Divide and Classify
A decision tree is one of the most intuitive machine learning models — it mirrors how humans make decisions through a series of questions. Given data with features and labels, the algorithm finds the best feature and threshold to split the data into purer groups. It repeats recursively on each subset until a stopping criterion is met. The result is a tree of if-then rules that can classify new data points by traversing from root to leaf.
Axis-Aligned Partitions
Each split in a standard decision tree tests a single feature against a threshold, creating a boundary that is perpendicular to one feature axis. The simulation shows these rectangular partitions overlaid on the 2D data — you can see how the tree approximates complex boundaries (circles, XOR patterns) through many small rectangular regions. This axis-alignment is both a strength (simple, interpretable) and a limitation (requires many splits for diagonal boundaries).
Growing and Pruning
An unpruned tree will keep splitting until every leaf is pure — perfectly classifying the training data but memorizing noise.
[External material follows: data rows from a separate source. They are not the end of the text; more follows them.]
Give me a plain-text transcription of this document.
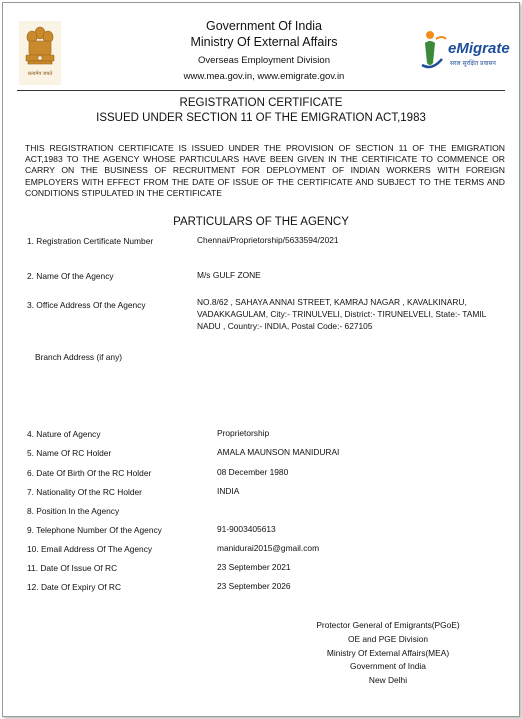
सत्यमेव जयते
eMigrate
सरल सुरक्षित प्रवासन
Government Of India
Ministry Of External Affairs
Overseas Employment Division
www.mea.gov.in, www.emigrate.gov.in
REGISTRATION CERTIFICATE
ISSUED UNDER SECTION 11 OF THE EMIGRATION ACT,1983
THIS REGISTRATION CERTIFICATE IS ISSUED UNDER THE PROVISION OF SECTION 11 OF THE EMIGRATION ACT,1983 TO THE AGENCY WHOSE PARTICULARS HAVE BEEN GIVEN IN THE CERTIFICATE TO COMMENCE OR CARRY ON THE BUSINESS OF RECRUITMENT FOR DEPLOYMENT OF INDIAN WORKERS WITH FOREIGN EMPLOYERS WITH EFFECT FROM THE DATE OF ISSUE OF THE CERTIFICATE AND SUBJECT TO THE TERMS AND CONDITIONS STIPULATED IN THE CERTIFICATE
PARTICULARS OF THE AGENCY
1. Registration Certificate Number	Chennai/Proprietorship/5633594/2021
2. Name Of the Agency	M/s GULF ZONE
3. Office Address Of the Agency	NO.8/62 , SAHAYA ANNAI STREET, KAMRAJ NAGAR , KAVALKINARU, VADAKKAGULAM, City:- TRINULVELI, District:- TIRUNELVELI, State:- TAMIL NADU , Country:- INDIA, Postal Code:- 627105
Branch Address (if any)
4. Nature of Agency	Proprietorship
5. Name Of RC Holder	AMALA MAUNSON MANIDURAI
6. Date Of Birth Of the RC Holder	08 December 1980
7. Nationality Of the RC Holder	INDIA
8. Position In the Agency
9. Telephone Number Of the Agency	91-9003405613
10. Email Address Of The Agency	manidurai2015@gmail.com
11. Date Of Issue Of RC	23 September 2021
12. Date Of Expiry Of RC	23 September 2026
Protector General of Emigrants(PGoE)
OE and PGE Division
Ministry Of External Affairs(MEA)
Government of India
New Delhi
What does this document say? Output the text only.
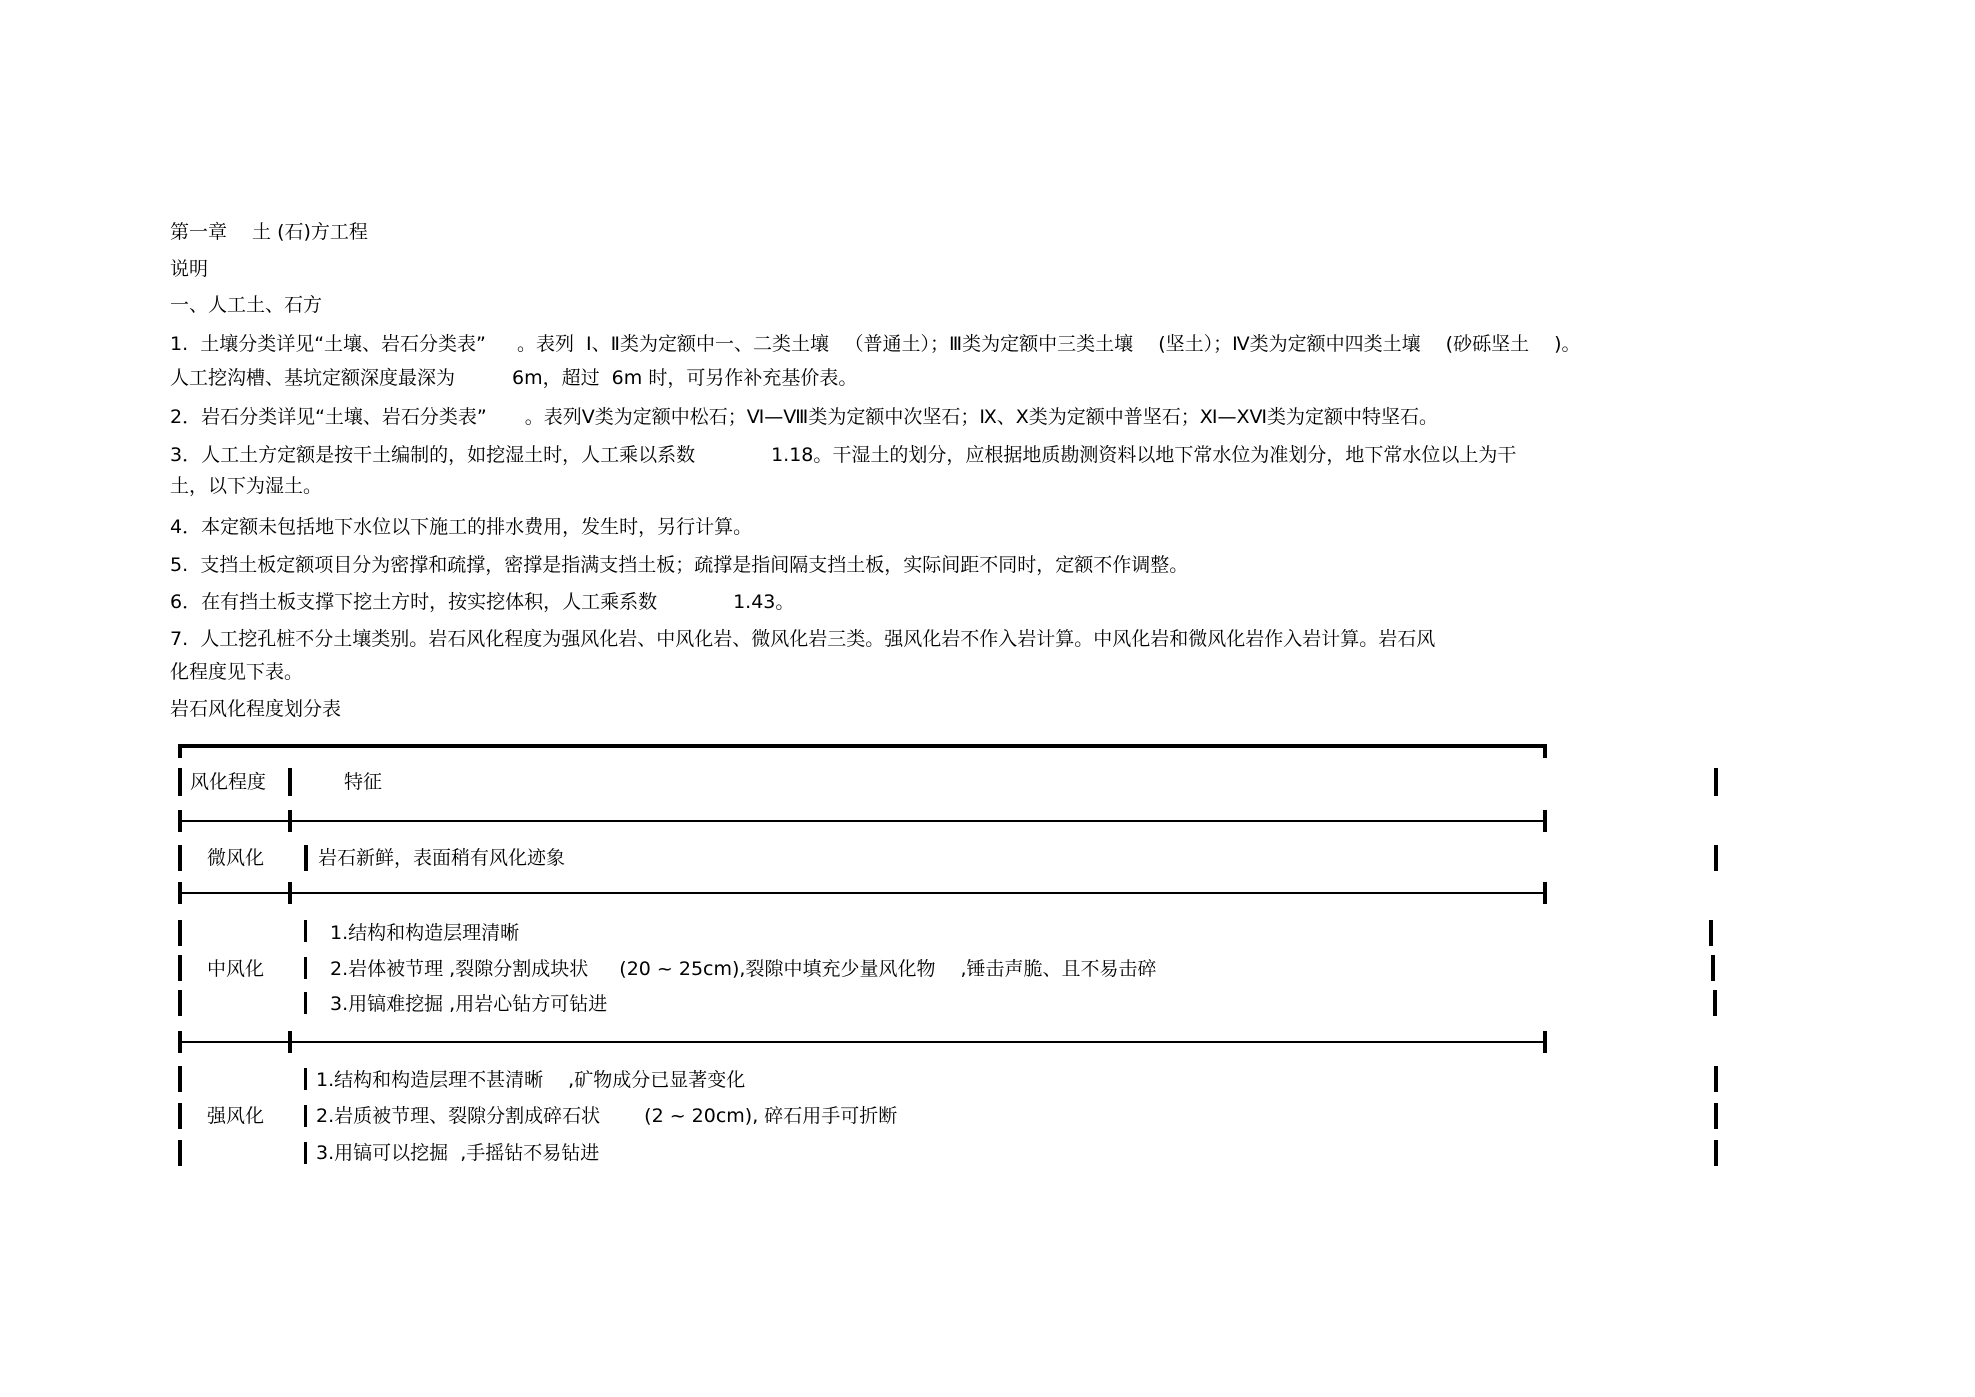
第一章 　土 (石)方工程
说明
一、人工土、石方
1.  土壤分类详见“土壤、岩石分类表”  　。表列  Ⅰ、Ⅱ类为定额中一、二类土壤 　（普通土）；Ⅲ类为定额中三类土壤 　(坚土）；Ⅳ类为定额中四类土壤 　(砂砾坚土 　)。
人工挖沟槽、基坑定额深度最深为　　　6m，超过  6m 时，可另作补充基价表。
2．岩石分类详见“土壤、岩石分类表”　　。表列Ⅴ类为定额中松石；Ⅵ—Ⅷ类为定额中次坚石；Ⅸ、Ⅹ类为定额中普坚石；Ⅺ—ⅩⅥ类为定额中特坚石。
3．人工土方定额是按干土编制的，如挖湿土时，人工乘以系数　　　　1.18。干湿土的划分，应根据地质勘测资料以地下常水位为准划分，地下常水位以上为干
土，以下为湿土。
4．本定额未包括地下水位以下施工的排水费用，发生时，另行计算。
5.  支挡土板定额项目分为密撑和疏撑，密撑是指满支挡土板；疏撑是指间隔支挡土板，实际间距不同时，定额不作调整。
6．在有挡土板支撑下挖土方时，按实挖体积，人工乘系数　　　　1.43。
7.  人工挖孔桩不分土壤类别。岩石风化程度为强风化岩、中风化岩、微风化岩三类。强风化岩不作入岩计算。中风化岩和微风化岩作入岩计算。岩石风
化程度见下表。
岩石风化程度划分表
风化程度	特征
微风化	岩石新鲜，表面稍有风化迹象
中风化
1.结构和构造层理清晰
2.岩体被节理 ,裂隙分割成块状  　(20 ~ 25cm),裂隙中填充少量风化物 　,锤击声脆、且不易击碎
3.用镐难挖掘 ,用岩心钻方可钻进
强风化
1.结构和构造层理不甚清晰 　,矿物成分已显著变化
2.岩质被节理、裂隙分割成碎石状 　　(2 ~ 20cm), 碎石用手可折断
3.用镐可以挖掘  ,手摇钻不易钻进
The max_depth parameter controls this: shallower trees underfit (too simple) while deeper trees overfit (too complex). The sweet spot depends on the data complexity and noise level. In production, cross-validation is used to find the optimal depth, and ensemble methods aggregate many trees to get robust predictions.
From Single Trees to Forests
The power of decision trees was amplified by ensemble methods. Random Forests (Breiman, 2001) train hundreds of trees on bootstrap samples with random feature subsets, then vote on predictions — dramatically reducing overfitting. Gradient Boosting (XGBoost, LightGBM) builds trees sequentially, with each tree correcting the errors of the previous ones. These ensemble methods consistently win machine learning competitions on structured/tabular data.